# spectraply blanks



## TSM (Oct 8, 2013)

I really want to try to make an awesome slingshot with spectraply, or something similar, but all I can find online are pen turning blanks. Where can I find spectraply boards at least 5" x 5" x 1/4"? Does such a thing exist?


----------



## LVO (Sep 25, 2011)

I think Nathan at simple-shot does.....

http://www.simple-shot.com/collections/diy?page=3

I'm with ya, bud. I want to try some, too!


----------



## TSM (Oct 8, 2013)

Perfect! That's what I'm looking for. Thanks


----------



## JohnKrakatoa (Nov 28, 2013)

Or just go for a whole panel from the supplier  I think Nathan's spectraply blanks are low on stock.

http://www.cousineauwoodproducts.com/spectra-panels/


----------



## TSM (Oct 8, 2013)

JohnKrakatoa said:


> Or just go for a whole panel from the supplier  I think Nathan's spectraply blanks are low on stock.
> 
> http://www.cousineauwoodproducts.com/spectra-panels/


Thanks. I saw that after I ordered one of the Olive Shade Blanks from Simple-Shot (HURRY, ONLY 3 UNITS LEFT!). SS price also suits me a little better and I wanted something small just to try out. I will however keep http://www.cousineauwoodproducts.com/spectra-panels/ in mind for the next go round. I can certainly see doing a bunch of slingshots with this stuff. Looks so cool.


----------



## DogBox (Aug 11, 2014)

Ever seen this stuff...? expensive, but! .. http://www.rutply.com/index.html

the Dymondwood is beautiful! AND the "Stratabond" (the Blue/Gray gunstock on the front page is Stunning!!!)

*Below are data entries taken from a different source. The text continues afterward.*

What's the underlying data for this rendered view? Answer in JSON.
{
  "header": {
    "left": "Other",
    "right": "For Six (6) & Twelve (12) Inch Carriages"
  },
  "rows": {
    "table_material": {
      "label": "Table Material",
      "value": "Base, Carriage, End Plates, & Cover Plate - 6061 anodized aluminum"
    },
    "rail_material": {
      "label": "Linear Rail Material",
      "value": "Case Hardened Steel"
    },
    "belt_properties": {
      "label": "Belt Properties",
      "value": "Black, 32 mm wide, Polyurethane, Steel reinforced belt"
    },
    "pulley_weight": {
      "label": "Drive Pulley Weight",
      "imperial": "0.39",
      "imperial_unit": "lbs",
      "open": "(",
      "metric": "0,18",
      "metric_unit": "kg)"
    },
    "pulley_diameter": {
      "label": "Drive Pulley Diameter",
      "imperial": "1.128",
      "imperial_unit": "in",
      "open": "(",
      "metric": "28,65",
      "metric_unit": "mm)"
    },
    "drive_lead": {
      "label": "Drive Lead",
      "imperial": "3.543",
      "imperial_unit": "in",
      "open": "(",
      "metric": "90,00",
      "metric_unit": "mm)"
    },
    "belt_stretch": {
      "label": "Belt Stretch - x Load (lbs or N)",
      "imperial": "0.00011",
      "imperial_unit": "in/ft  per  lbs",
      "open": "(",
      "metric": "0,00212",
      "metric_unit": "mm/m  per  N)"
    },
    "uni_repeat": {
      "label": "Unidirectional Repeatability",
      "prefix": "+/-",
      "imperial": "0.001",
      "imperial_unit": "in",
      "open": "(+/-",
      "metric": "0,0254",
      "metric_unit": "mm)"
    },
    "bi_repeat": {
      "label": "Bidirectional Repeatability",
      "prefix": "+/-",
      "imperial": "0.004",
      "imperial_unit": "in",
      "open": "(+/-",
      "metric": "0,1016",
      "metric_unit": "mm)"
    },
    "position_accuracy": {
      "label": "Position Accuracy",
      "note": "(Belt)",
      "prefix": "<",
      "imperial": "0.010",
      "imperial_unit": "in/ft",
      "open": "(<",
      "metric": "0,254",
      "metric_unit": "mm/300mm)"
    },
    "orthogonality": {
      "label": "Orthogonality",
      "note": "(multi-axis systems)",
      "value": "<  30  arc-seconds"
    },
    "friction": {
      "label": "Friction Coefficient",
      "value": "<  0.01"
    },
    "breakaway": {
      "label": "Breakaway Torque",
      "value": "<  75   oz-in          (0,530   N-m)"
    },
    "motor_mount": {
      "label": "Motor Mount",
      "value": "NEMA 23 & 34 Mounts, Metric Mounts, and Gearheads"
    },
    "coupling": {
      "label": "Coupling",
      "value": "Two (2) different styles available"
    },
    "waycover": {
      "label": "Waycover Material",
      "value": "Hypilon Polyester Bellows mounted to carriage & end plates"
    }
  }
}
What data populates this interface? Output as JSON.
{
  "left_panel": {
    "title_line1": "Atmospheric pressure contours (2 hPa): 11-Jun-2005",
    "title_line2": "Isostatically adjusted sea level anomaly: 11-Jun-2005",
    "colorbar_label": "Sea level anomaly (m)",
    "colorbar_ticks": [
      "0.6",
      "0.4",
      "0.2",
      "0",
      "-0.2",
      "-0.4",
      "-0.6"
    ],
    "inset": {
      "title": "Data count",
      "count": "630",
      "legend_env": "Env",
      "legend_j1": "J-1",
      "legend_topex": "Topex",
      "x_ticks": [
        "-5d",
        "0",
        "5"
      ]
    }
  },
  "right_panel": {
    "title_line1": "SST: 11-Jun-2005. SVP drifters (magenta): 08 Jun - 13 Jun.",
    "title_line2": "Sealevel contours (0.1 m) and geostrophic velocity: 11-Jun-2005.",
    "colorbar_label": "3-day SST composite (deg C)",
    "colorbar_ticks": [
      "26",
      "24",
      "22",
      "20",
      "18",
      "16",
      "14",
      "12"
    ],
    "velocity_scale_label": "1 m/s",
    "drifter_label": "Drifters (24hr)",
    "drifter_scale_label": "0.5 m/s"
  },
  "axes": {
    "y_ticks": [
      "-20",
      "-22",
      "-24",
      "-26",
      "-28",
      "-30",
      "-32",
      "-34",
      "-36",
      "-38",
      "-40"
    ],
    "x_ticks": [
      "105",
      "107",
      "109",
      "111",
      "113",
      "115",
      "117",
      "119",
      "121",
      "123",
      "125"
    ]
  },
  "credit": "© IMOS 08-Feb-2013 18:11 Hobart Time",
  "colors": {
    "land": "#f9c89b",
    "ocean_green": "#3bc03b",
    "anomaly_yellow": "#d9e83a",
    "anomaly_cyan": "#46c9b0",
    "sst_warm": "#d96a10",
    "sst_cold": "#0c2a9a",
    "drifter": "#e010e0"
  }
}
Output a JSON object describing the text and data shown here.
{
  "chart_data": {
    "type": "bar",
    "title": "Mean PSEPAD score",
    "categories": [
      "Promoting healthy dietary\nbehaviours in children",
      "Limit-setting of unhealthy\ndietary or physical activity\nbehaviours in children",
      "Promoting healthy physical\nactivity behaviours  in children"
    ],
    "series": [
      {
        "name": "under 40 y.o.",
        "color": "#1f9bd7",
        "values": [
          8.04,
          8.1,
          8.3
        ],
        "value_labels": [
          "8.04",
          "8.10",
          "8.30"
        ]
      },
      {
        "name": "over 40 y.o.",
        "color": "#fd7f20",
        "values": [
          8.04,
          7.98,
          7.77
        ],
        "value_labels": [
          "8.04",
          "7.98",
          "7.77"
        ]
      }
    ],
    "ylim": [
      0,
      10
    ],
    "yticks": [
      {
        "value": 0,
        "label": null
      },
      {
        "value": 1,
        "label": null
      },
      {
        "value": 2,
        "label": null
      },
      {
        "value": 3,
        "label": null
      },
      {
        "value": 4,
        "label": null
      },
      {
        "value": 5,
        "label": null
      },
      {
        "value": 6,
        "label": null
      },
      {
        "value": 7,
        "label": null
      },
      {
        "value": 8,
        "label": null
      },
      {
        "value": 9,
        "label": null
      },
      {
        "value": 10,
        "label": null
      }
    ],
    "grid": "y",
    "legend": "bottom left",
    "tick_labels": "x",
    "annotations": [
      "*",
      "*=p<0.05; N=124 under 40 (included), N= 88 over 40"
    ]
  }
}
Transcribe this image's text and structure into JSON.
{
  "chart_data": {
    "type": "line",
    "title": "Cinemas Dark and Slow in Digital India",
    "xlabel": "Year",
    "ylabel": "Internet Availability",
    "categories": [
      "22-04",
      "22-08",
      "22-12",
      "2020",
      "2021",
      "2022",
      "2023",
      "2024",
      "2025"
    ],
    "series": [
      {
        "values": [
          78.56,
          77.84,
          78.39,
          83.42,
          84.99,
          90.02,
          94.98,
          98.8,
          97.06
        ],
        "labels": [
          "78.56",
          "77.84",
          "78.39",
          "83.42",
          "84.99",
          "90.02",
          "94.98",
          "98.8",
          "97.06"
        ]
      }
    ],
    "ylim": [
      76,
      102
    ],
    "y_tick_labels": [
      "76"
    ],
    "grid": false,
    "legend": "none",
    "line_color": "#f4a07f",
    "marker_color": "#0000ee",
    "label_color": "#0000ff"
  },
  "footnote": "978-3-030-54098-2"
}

I finally found where I can get a "sheet" of Baltic Birch 18mm ply, here in Aust.! 2400mm x 1200mm x 18mm AUD$188.00 !

Plenty of prototypes and sawdust in that piece!

DogBox


----------



## quarterinmynose (Jan 21, 2012)

I was lucky enough to pick up one of the Olive shade blanks awhile back. Awesome colors.

Have fun with that man. It's really cool stuff.


----------



## Creakyboy (Feb 15, 2014)

DogBox said:


> Ever seen this stuff...? expensive, but! .. http://www.rutply.com/index.html
> 
> the Dymondwood is beautiful! AND the "Stratabond" (the Blue/Gray gunstock on the front page is Stunning!!!)
> 
> ...


Where in Australia is that?


----------



## TSM (Oct 8, 2013)

Oh yeah! It just came in! Now off to the planning stage. Gonna be a busy weekend...


----------



## LVO (Sep 25, 2011)

What color is that? Looks slick


----------



## TSM (Oct 8, 2013)

LVO said:


> What color is that? Looks slick


Olive Shade. And it should be big enough for slingshot and all the swells. 6" x 6" x 3/4"


----------



## DogBox (Aug 11, 2014)

Creakyboy said:


> DogBox said:
> 
> 
> > Ever seen this stuff...? expensive, but! .. http://www.rutply.com/index.html
> ...


Not Australian... from Rutland, VI. USA...! is the Dymondwood.

For the Multiplex, the timberyard local here said he would get me a sheet if I wanted one [but then didn't say how much to get it here? unless

it came with his other deliveries?] Yeah, $188 a "24 by 12 sheet" !

I asked my mate at the "Joinery" here, and he said he could get it too. I didn't go into costs. He'd just given me a piece of Tasmanian Oak to

play with! Enough for three shooters! Plus I called in to the local "Flooring" place; they gave me about 5 foot of a "Bamboo" that I had never

seen before... One of the most beautiful pieces of "timber" I have ever seen!!! Could have fooled me it was "bamboo!" Looks nuthin' like it! More

like a Walnut grain. Just Stunning!

Any of these places will give you a bit of 'scrap' if you ask reasonably enough... as we are.

DogBox


----------



## Creakyboy (Feb 15, 2014)

Ahh fair enough


----------



## DogBox (Aug 11, 2014)

On the lookout for material?


----------



## Creakyboy (Feb 15, 2014)

Always


----------



## Byudzai (Aug 31, 2013)

I just made my first spectraply slinger and I LOVE the stuff but it does strike me as awfully soft. I've heard of fork breakages with it. anybody got experience?


----------



## Creakyboy (Feb 15, 2014)

I've made a couple of minis with spectraply, had a couple of forkhits on the tips and no problems so far, there is a video on Simpleshots youtube channel demonstrating its strength.However He does emphasize that you have to orient the grain vertically up the length of the slingshot as the grain runs the same way in all layers instead of being opposed like normal plywood/multiplex.


----------



## TSM (Oct 8, 2013)

Yeah, I was a little worried about grain so I decided to split-frame it. Here's what I've got so far. Still needs shaping and sanding and stuff.


----------



## Creakyboy (Feb 15, 2014)

Looks awesome so far :thumbsup:


----------



## Byudzai (Aug 31, 2013)

I LOVE spectraply so far. Just bought a couple boards from cuisineau (sp?). Should last me forever and will give me lots of chances to play with design (so I'm not just copying Bill's outlines over and over...)

I did faux-pas the green one by putting the grain across the forks. It's meant for light-duty so shrug, but I'll def make the gf a new with with properly aligned grain.


----------



## TSM (Oct 8, 2013)

That's some good work on those.


----------



## TSM (Oct 8, 2013)

...almost finished. Just a few more spots to work out.


----------



## DogBox (Aug 11, 2014)

Beautiful work TSM! All your searching, All your ideas coming together and now you have a WORK OF ART! A functional one!

You've brought out those colours really effectively! SOTM candidate? It's right up there!

Well done!


----------



## TSM (Oct 8, 2013)

Thanks so much! That's very kind of you to say.


----------



## quarterinmynose (Jan 21, 2012)

Looks friggin' great!


----------